Sarah Hall

Evidence Type: Newspaper Report
DATE: 10 August 1844

LOCAL INTELLIGENCE.

POLICE.

THURSDAY.

SARAH HALL had been remanded from the previous day on a charge of being one of those young ladies who prefer the night season to any other for perambulating the streets, and whose state of loneliness and dreariness in their own homes is such, that they sometimes, it is said, rather unfortunately solicit any indiscriminate gentleman they may meet with to accompany them to their abode. Delays, even if they be only in the sentencing of an offender, are dangerous, for to day Constable LYNCH stated, in addition to his previous charge, he had one of robbery to prefer against her.
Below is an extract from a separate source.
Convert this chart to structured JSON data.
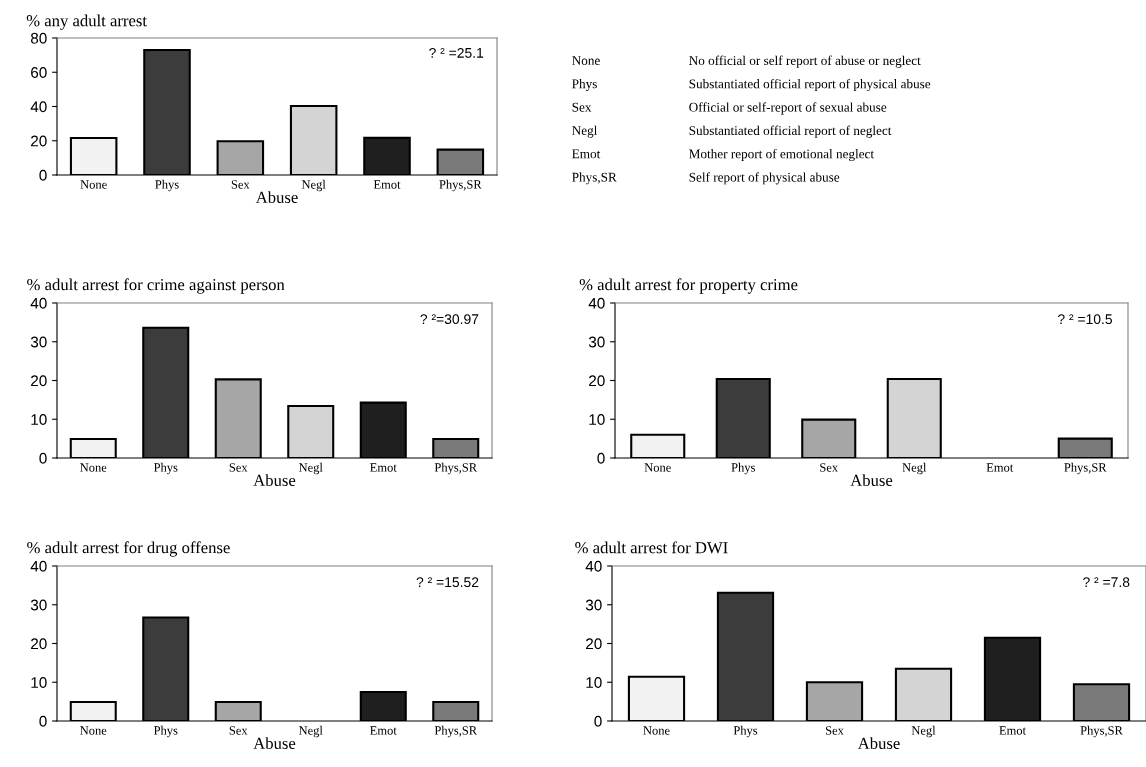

A ring was found in HALL’s possession, which it appeared had been “wrung” from a person of the name of OWENS, who, on being examined, stated that he had been treating the fair SARAH to a few balls, and that his ring certainly left by some dexterous haul his sinistral digitals, but as he could not distinctly deny the prisoner’s assertion, that he had for love or some other consideration presented it to her, she was only dealt with under the peculiar section of the Vagrant Act which applies to those who pedestrinate [sic] the streets beneath the musty shade of night, by two months to her Majesty’s Factory, and Mr. Owen received a hint that his “delicate attentions” might quit him in “peculiar position,” and more particularly as he lately become a married man, it might be just as well that he should bestow his attentions to his wife at home instead of mistresses abroad.